Te entiendo, domine; no es barrio para gente decente. Ves en paz y que Júpiter guíe tu camino; es un gran honor haberte conocido en persona, Atia Balba; aquellos que dicen que vuestros cabellos son como los rizos de Apolo, mienten. Ya quisiera el dios tener un cabello tan hermoso como el vuestro. Nada tenéis que envidiar a Aurelia Cotta[46] en sus tiempos mozos. Tendrás noticias mías – le dijo la anciana, besándola fraternalmente en la mejilla –

Salvia nos acompañó hasta la puerta, la cual se abrió con su personal crujido de bisagras.
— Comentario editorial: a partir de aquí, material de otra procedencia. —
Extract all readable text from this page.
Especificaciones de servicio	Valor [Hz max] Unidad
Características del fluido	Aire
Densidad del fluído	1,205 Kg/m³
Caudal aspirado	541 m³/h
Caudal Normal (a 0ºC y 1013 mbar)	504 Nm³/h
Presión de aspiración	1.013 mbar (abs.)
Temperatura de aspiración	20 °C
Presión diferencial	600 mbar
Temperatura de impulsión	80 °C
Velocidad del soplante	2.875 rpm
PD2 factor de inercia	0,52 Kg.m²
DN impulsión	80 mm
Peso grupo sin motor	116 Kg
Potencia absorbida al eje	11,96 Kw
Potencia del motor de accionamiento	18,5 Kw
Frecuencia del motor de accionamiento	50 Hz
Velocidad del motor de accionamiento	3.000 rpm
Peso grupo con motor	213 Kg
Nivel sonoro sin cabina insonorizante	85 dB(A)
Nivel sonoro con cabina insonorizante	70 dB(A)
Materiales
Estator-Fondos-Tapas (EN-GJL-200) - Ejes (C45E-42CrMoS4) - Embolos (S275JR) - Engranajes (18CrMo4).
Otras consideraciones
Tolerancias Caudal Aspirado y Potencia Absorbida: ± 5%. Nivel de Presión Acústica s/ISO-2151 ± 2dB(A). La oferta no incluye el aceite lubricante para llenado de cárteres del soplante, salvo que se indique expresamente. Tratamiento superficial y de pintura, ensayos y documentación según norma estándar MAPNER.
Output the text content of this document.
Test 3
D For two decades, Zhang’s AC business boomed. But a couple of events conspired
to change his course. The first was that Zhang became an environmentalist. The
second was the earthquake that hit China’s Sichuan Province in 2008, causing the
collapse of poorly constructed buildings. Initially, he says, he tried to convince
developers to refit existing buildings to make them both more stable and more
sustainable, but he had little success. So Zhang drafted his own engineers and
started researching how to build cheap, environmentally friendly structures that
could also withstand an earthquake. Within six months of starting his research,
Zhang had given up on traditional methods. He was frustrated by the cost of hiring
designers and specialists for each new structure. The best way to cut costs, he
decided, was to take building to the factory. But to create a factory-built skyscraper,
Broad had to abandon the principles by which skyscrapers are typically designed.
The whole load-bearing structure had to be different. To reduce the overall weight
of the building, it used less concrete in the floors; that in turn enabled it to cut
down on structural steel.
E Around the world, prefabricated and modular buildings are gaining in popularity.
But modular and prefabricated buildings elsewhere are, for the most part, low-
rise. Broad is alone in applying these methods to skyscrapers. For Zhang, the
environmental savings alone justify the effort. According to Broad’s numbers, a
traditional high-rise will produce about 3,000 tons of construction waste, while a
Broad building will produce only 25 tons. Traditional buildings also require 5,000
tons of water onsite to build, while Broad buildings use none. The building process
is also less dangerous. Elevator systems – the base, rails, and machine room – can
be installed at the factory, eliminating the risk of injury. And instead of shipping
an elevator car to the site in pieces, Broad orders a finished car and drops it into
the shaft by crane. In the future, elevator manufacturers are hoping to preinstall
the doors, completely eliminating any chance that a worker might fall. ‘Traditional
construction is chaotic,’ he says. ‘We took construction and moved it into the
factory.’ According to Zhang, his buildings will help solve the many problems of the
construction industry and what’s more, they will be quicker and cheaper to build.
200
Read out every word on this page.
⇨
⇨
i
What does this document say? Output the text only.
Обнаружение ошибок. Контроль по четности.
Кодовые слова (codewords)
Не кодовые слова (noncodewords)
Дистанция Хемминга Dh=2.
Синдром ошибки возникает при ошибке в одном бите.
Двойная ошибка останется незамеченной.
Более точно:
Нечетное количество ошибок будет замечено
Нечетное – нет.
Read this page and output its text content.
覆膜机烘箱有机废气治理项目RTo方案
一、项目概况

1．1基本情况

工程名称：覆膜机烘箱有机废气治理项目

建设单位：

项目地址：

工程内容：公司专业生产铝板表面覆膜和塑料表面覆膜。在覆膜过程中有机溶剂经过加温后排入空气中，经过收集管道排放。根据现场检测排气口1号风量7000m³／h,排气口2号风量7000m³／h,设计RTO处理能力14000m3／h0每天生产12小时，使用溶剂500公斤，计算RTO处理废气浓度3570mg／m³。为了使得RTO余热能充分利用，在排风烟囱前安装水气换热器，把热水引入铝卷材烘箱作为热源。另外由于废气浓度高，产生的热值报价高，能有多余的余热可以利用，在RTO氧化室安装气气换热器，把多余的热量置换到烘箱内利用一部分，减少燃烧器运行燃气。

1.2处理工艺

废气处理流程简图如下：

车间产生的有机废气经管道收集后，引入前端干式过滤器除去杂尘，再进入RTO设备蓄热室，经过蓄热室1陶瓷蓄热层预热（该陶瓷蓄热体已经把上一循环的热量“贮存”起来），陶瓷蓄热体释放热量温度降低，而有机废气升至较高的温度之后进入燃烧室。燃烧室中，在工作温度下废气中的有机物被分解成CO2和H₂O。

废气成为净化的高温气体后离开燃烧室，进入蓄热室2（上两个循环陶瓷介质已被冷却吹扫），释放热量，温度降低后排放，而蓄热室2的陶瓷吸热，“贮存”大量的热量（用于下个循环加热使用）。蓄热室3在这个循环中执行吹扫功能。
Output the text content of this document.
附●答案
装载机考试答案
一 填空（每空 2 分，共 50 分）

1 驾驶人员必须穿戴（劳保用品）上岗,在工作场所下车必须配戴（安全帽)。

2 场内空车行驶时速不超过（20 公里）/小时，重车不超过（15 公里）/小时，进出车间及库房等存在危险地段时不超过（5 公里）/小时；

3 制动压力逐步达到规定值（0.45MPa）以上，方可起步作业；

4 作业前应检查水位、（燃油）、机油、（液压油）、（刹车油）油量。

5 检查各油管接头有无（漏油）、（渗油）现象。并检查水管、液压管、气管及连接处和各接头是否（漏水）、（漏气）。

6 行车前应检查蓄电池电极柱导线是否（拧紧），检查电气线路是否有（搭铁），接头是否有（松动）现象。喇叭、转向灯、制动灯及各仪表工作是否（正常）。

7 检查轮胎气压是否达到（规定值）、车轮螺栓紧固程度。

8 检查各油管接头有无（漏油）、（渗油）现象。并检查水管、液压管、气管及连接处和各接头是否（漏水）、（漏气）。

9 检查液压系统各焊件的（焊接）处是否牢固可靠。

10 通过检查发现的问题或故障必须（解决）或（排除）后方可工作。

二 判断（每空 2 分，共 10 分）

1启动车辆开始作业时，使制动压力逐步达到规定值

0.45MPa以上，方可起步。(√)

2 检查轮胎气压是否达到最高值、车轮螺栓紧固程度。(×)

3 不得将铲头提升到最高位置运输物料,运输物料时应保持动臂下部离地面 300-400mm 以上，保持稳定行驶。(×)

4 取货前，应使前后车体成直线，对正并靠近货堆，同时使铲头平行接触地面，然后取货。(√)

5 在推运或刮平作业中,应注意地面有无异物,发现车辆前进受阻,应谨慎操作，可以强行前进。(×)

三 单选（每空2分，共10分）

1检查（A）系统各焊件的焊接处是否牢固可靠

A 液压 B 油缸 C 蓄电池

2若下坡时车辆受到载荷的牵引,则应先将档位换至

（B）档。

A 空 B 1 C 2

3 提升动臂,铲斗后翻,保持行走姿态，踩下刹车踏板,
Una vez fuera de nuevo, en la realidad de la inhóspita calle, notamos el frescor de las tardes de finales de invierno unido a un húmedo viento marino que aumentaba con sus rachas la sensación de ambiente desapacible. Deshicimos nuestro camino matutino bajando por la Via Tiburtina hasta el cruce de Carina(328), frente a Subura. Si es un lugar peligroso de día, ni pensar en como lo es al anochecer, ya cerca del crepúsculo, cuando los gandules y rufianes de las cuatro esquinas de la ciudad se juntan en las tabernas apestosas del polémico barrio bebiendo cantidades indecentes de mosto avinagrado entre grescas, gritos y peleas. Más de un político infame recurría a los servicios de aquellas gentes para desestabilizar el mandato de algún rival, creando los disturbios e inseguridad ciudadana suficientes para provocar la dimisión del ínclito magistrado en cuestión.